Sulphur is a naturally occurring element, representing 0.5% of the Earth composition. It is also an essential nutrient to the vine's growth. Sulphur has been used since antiquity for its cleansing properties and as a wine preservative. Sulphur dust is widely sprayed in the vineyard to protect the vines from mildew, a form of fungus. Barrels can be cleaned and disinfected by using sulphur wicks, or a powdery form. Very few wines in the world are made without the help of sulphur dioxide, which can be introduced throughout the winemaking process in its gas, liquid or solid form.

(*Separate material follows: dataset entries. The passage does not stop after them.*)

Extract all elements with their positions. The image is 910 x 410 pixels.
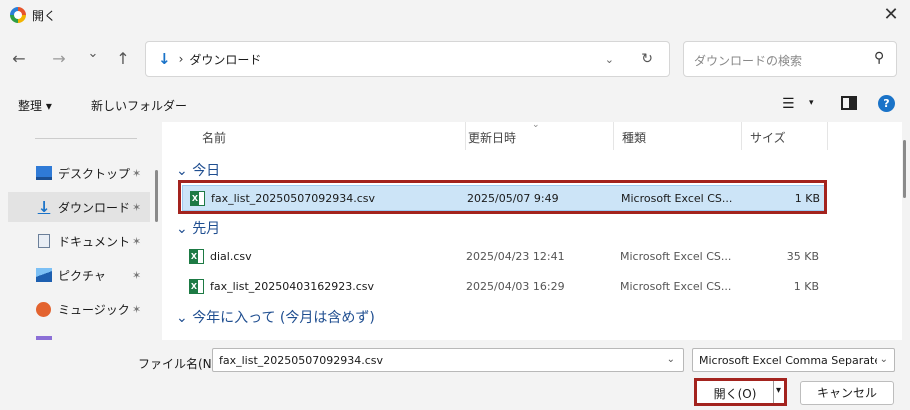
new-folder-button[interactable]: 新しいフォルダー bbox=[91, 97, 187, 114]
pin-icon[interactable]: ✶ bbox=[132, 201, 141, 214]
file-type: Microsoft Excel CS... bbox=[621, 192, 733, 205]
filetype-value: Microsoft Excel Comma Separated bbox=[699, 354, 877, 367]
filename-field[interactable]: fax_list_20250507092934.csv ⌄ bbox=[212, 348, 684, 372]
browser-app-icon bbox=[10, 7, 26, 23]
group-header-last-month[interactable]: ⌄ 先月 bbox=[176, 218, 220, 238]
open-options-arrow-icon[interactable]: ▾ bbox=[776, 385, 781, 396]
sidebar-item-label: ダウンロード bbox=[58, 200, 131, 215]
file-size: 1 KB bbox=[793, 280, 819, 293]
excel-letter: X bbox=[190, 280, 198, 293]
group-label: 今日 bbox=[192, 163, 221, 179]
address-bar[interactable]: ↓ › ダウンロード ⌄ ↻ bbox=[145, 41, 670, 77]
pin-icon[interactable]: ✶ bbox=[132, 269, 141, 282]
excel-csv-file-icon: X bbox=[189, 249, 204, 264]
sidebar-item-downloads[interactable]: ↓ ダウンロード ✶ bbox=[8, 192, 150, 222]
excel-letter: X bbox=[191, 192, 199, 205]
filename-history-chevron-icon[interactable]: ⌄ bbox=[667, 354, 675, 365]
window-title: 開く bbox=[32, 8, 57, 23]
cancel-button[interactable]: キャンセル bbox=[800, 381, 894, 405]
sidebar-item-label: ミュージック bbox=[58, 302, 130, 317]
filename-value[interactable]: fax_list_20250507092934.csv bbox=[219, 354, 383, 367]
file-modified: 2025/04/23 12:41 bbox=[466, 250, 565, 263]
column-modified-label: 更新日時 bbox=[468, 131, 517, 145]
view-options-icon[interactable]: ☰ bbox=[782, 96, 795, 112]
file-list-scrollbar[interactable] bbox=[903, 140, 906, 198]
close-icon[interactable]: ✕ bbox=[880, 4, 902, 26]
open-button-label: 開く(O) bbox=[713, 387, 757, 401]
documents-icon bbox=[38, 234, 50, 248]
column-name-label: 名前 bbox=[202, 131, 227, 145]
sidebar-item-pictures[interactable]: ピクチャ ✶ bbox=[8, 260, 150, 290]
group-chevron-icon: ⌄ bbox=[176, 310, 193, 326]
view-options-chevron-icon[interactable]: ▾ bbox=[809, 98, 814, 108]
column-header-name[interactable]: 名前 bbox=[194, 122, 466, 150]
file-size: 35 KB bbox=[786, 250, 819, 263]
file-modified: 2025/04/03 16:29 bbox=[466, 280, 565, 293]
breadcrumb-downloads[interactable]: ダウンロード bbox=[189, 51, 261, 68]
sidebar-item-label: デスクトップ bbox=[58, 166, 131, 181]
group-label: 先月 bbox=[192, 221, 221, 237]
filetype-select[interactable]: Microsoft Excel Comma Separated ⌄ bbox=[692, 348, 895, 372]
back-arrow-icon[interactable]: ← bbox=[8, 49, 30, 68]
sidebar-item-documents[interactable]: ドキュメント ✶ bbox=[8, 226, 150, 256]
file-list: 名前 更新日時 ⌄ 種類 サイズ ⌄ 今日 X fax_list_2025050… bbox=[162, 122, 902, 340]
download-icon: ↓ bbox=[37, 198, 51, 216]
file-modified: 2025/05/07 9:49 bbox=[467, 192, 559, 205]
column-type-label: 種類 bbox=[622, 131, 647, 145]
help-icon[interactable]: ? bbox=[878, 95, 895, 112]
refresh-icon[interactable]: ↻ bbox=[641, 51, 653, 67]
pin-icon[interactable]: ✶ bbox=[132, 235, 141, 248]
file-size: 1 KB bbox=[794, 192, 820, 205]
sidebar-divider bbox=[35, 138, 137, 139]
address-history-chevron-icon[interactable]: ⌄ bbox=[605, 53, 614, 66]
title-bar: 開く ✕ bbox=[0, 0, 910, 30]
desktop-icon bbox=[36, 166, 52, 180]
download-folder-icon: ↓ bbox=[158, 50, 171, 68]
pictures-icon bbox=[36, 268, 52, 282]
column-size-label: サイズ bbox=[750, 131, 786, 145]
sidebar-scrollbar[interactable] bbox=[155, 170, 158, 222]
file-type: Microsoft Excel CS... bbox=[620, 250, 732, 263]
group-label: 今年に入って (今月は含めず) bbox=[192, 310, 375, 326]
excel-csv-file-icon: X bbox=[190, 191, 205, 206]
file-row[interactable]: X fax_list_20250507092934.csv 2025/05/07… bbox=[182, 185, 827, 211]
sidebar-item-desktop[interactable]: デスクトップ ✶ bbox=[8, 158, 150, 188]
filetype-chevron-icon[interactable]: ⌄ bbox=[880, 354, 888, 365]
sidebar-item-label: ドキュメント bbox=[58, 234, 131, 249]
column-header-size[interactable]: サイズ bbox=[742, 122, 828, 150]
file-row[interactable]: X dial.csv 2025/04/23 12:41 Microsoft Ex… bbox=[182, 244, 827, 270]
file-name: fax_list_20250507092934.csv bbox=[211, 192, 376, 205]
recent-locations-chevron-icon[interactable]: ⌄ bbox=[82, 46, 104, 61]
navigation-pane: デスクトップ ✶ ↓ ダウンロード ✶ ドキュメント ✶ ピクチャ ✶ ミュージ… bbox=[0, 122, 150, 340]
group-header-today[interactable]: ⌄ 今日 bbox=[176, 160, 220, 180]
up-arrow-icon[interactable]: ↑ bbox=[112, 49, 134, 68]
group-chevron-icon: ⌄ bbox=[176, 221, 193, 237]
forward-arrow-icon[interactable]: → bbox=[48, 49, 70, 68]
file-type: Microsoft Excel CS... bbox=[620, 280, 732, 293]
excel-csv-file-icon: X bbox=[189, 279, 204, 294]
sidebar-item-partial[interactable] bbox=[8, 328, 150, 340]
breadcrumb-separator-icon[interactable]: › bbox=[179, 52, 184, 66]
sidebar-item-label: ピクチャ bbox=[58, 268, 106, 283]
music-icon bbox=[36, 301, 51, 317]
open-button[interactable]: 開く(O) ▾ bbox=[694, 378, 787, 406]
organize-menu[interactable]: 整理 ▾ bbox=[18, 97, 52, 114]
file-name: fax_list_20250403162923.csv bbox=[210, 280, 375, 293]
group-chevron-icon: ⌄ bbox=[176, 163, 193, 179]
search-input[interactable]: ダウンロードの検索 bbox=[694, 52, 802, 69]
preview-pane-icon[interactable] bbox=[841, 96, 857, 110]
search-icon[interactable]: ⚲ bbox=[874, 50, 884, 66]
group-header-this-year[interactable]: ⌄ 今年に入って (今月は含めず) bbox=[176, 307, 375, 327]
sort-descending-icon: ⌄ bbox=[532, 122, 540, 130]
pin-icon[interactable]: ✶ bbox=[132, 303, 141, 316]
excel-letter: X bbox=[190, 250, 198, 263]
file-row[interactable]: X fax_list_20250403162923.csv 2025/04/03… bbox=[182, 274, 827, 300]
column-header-type[interactable]: 種類 bbox=[614, 122, 742, 150]
sidebar-item-music[interactable]: ミュージック ✶ bbox=[8, 294, 150, 324]
search-box[interactable]: ダウンロードの検索 ⚲ bbox=[683, 41, 897, 77]
split-divider bbox=[773, 381, 774, 403]
file-name: dial.csv bbox=[210, 250, 252, 263]
filename-label: ファイル名(N): bbox=[138, 357, 221, 371]
pin-icon[interactable]: ✶ bbox=[132, 167, 141, 180]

It acts as a disinfectant and antioxidant, inhibiting the development of bacteria and yeasts, slowly reacting with O2 and numbing enzymes responsible for oxidation. It can also be used to stop fermentation or rid of unwanted types of yeasts, and is applied at bottling to the majority of the wine produced today. While most of it comes from by-products of the petrochemical industry, SO2 is still the most efficient and safest product available to winemakers to prevent oxidation and microbial spoilage and ensure the wine's stability. It is especially relevant for large scale wineries.
Unfortunately, everyone reacts very differently to sulphites and allergy reactions can happen even at concentrations far below toxic levels. It is also used in many other everyday food and drinks, such has dried fruits, fruit juices, pickles and many more, which suggests a cumulative effect could be responsible for allergies.

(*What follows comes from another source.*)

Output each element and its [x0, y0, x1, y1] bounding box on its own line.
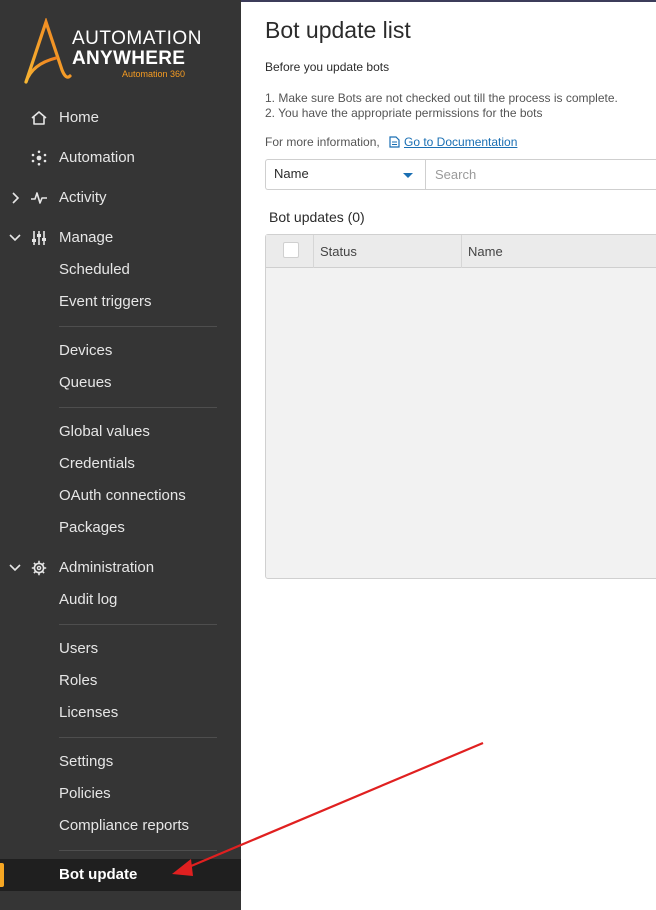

Sulphites are measured by analysing the total level of SO2 in a litre of wine, aka the sum of the bounded SO2 – SO2 that has already reacted with other wine constituents - and free SO2, expressed in mg/l. Free SO2 protect the wine from oxidation but can also be perceived by the nose and give a tickle in the throat from levels a low as 30mg/l. Part of the total SO2 is naturally produced during fermentation, about 10mg/l in average. For that reason, there will always be sulphites in wine. The rest would be added by the winemaker.
In the EU, a maximum of 150 mg/l total SO2 for red wine (100 if organic) and 200 mg/l for white rose and sweet red wine (150 if organic), is permitted. Limits for sweet wines are however much higher, up to 400 mg/l. The rules vary between countries, but most producers keep levels well under these limits. Organic wines in the USA are free from added SO2. Natural winemakers have yet to be in agreement over the limits of total SO2 in natural wines. Some argue true wines should have no SO2, even if the risks of spoilage and premature oxidation are higher. Most agree that a ‘dash at bottling’ for stability is an acceptable compromise to ensure stability. The French ’Vin Méthode Nature’ label draws the line at 30mg/l, the RAW Natural Wine Fair wouldn't accept any wines showing more than 70mg/l. We at Le Social have a slightly more holistic approach, although we probably wouldn't go above 40mg/l.
Sadly, there isn’t any direct replacement for SO2 available yet to the winemaker, but the majority of wineries are working on lowering their SO2 additions. Whether the solution is coming from high technologies or a more natural is down to the producer’s philosophy.